Hebblethwaite’s reflections on parenting have power because she is brutally realistic about how demanding it is, even for people like her and me who had children by choice with a loved and supportive partner. After a euphoric and blissful time with her first child, following the birth of her second the older became so difficult that she simply could not take him anywhere. Her account is harrowing, as is an unforgettable six-page passage in which she describes, detail by torrid detail, a fairly ordinary evening with two small children. Nothing too terrible happens – no one dies, no one is maimed, but when I read this, I am catapulted back into the frequent tedium and exhaustion of parenting little ones, the overwhelming knowledge that their very survival depends on my vigilance.

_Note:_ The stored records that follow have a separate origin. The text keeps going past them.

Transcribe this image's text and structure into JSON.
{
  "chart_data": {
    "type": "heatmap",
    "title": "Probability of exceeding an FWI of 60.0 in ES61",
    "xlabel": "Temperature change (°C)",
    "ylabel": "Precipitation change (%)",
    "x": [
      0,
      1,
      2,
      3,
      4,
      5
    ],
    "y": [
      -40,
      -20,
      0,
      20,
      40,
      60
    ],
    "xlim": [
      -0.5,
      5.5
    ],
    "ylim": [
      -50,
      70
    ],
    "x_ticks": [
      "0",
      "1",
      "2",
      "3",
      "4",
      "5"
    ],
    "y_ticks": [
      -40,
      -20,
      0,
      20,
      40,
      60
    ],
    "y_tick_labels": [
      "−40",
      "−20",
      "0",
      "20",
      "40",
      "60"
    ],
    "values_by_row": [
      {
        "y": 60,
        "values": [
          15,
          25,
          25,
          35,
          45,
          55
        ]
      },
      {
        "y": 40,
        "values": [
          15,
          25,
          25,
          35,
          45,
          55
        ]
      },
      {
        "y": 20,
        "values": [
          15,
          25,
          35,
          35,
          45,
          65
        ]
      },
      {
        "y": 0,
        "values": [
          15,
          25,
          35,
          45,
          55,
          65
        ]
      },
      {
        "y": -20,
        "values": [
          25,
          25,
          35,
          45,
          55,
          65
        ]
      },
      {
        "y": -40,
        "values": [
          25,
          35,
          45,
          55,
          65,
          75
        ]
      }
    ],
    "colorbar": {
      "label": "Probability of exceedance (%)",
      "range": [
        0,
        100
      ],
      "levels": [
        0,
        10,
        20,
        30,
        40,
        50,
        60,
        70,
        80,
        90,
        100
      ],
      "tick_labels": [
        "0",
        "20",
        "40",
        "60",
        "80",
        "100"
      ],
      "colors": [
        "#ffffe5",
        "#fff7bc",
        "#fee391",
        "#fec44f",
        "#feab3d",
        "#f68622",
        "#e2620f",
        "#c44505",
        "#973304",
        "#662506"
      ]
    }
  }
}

It was Hebblethwaite who introduced me to the feminine images of God in the Bible. Prompted by her observations, I started perceiving God-ness in what I did every day. When I became pregnant with our third child, I thought of the little stranger inside me, living, moving and having his being in the utter safety of my womb. When I was feeling vulnerable and desperate, I started to visualise myself in God’s womb – all my needs met, surrounded by sustaining love - even when I was unaware of it. After he was born, I was sitting in church one Sunday, breast feeding him when the elders came around with the Eucharist and the extraordinary words, ‘This is the body of Christ, feed on him in your hearts with thanksgiving’. There was I with my son feeding on me, as I was feeding on Christ. The language of broken body and spilled blood that ultimately gives life put me in mind of what happened to me every time I birthed a baby.

It was eleven years after I read Motherhood and God that I had my first article published. My second was a faith column about how I loved going to stay at monasteries, and that was it for me. I discovered something I felt deeply called to, a vocation, which was writing about ordinary life in the light of what I had learned – through worship, learning, tradition, conversations and also from my own lived experience – about God. The hundreds of pieces I have written in the years since (the majority of which are not ostensibly religious but which I hope are shot through with a sense of wonder and mystery) have given me the most joy and satisfaction in my life apart from the love I have forged with my husband and our now adult offspring.

I am grateful to Hebblethwaite for giving me a vivid picture of the motherhood of God. I am profoundly in her debt for planting the seed of the idea in my mind and heart that an ordinary person could do theology, thus helping others in their relationship with God.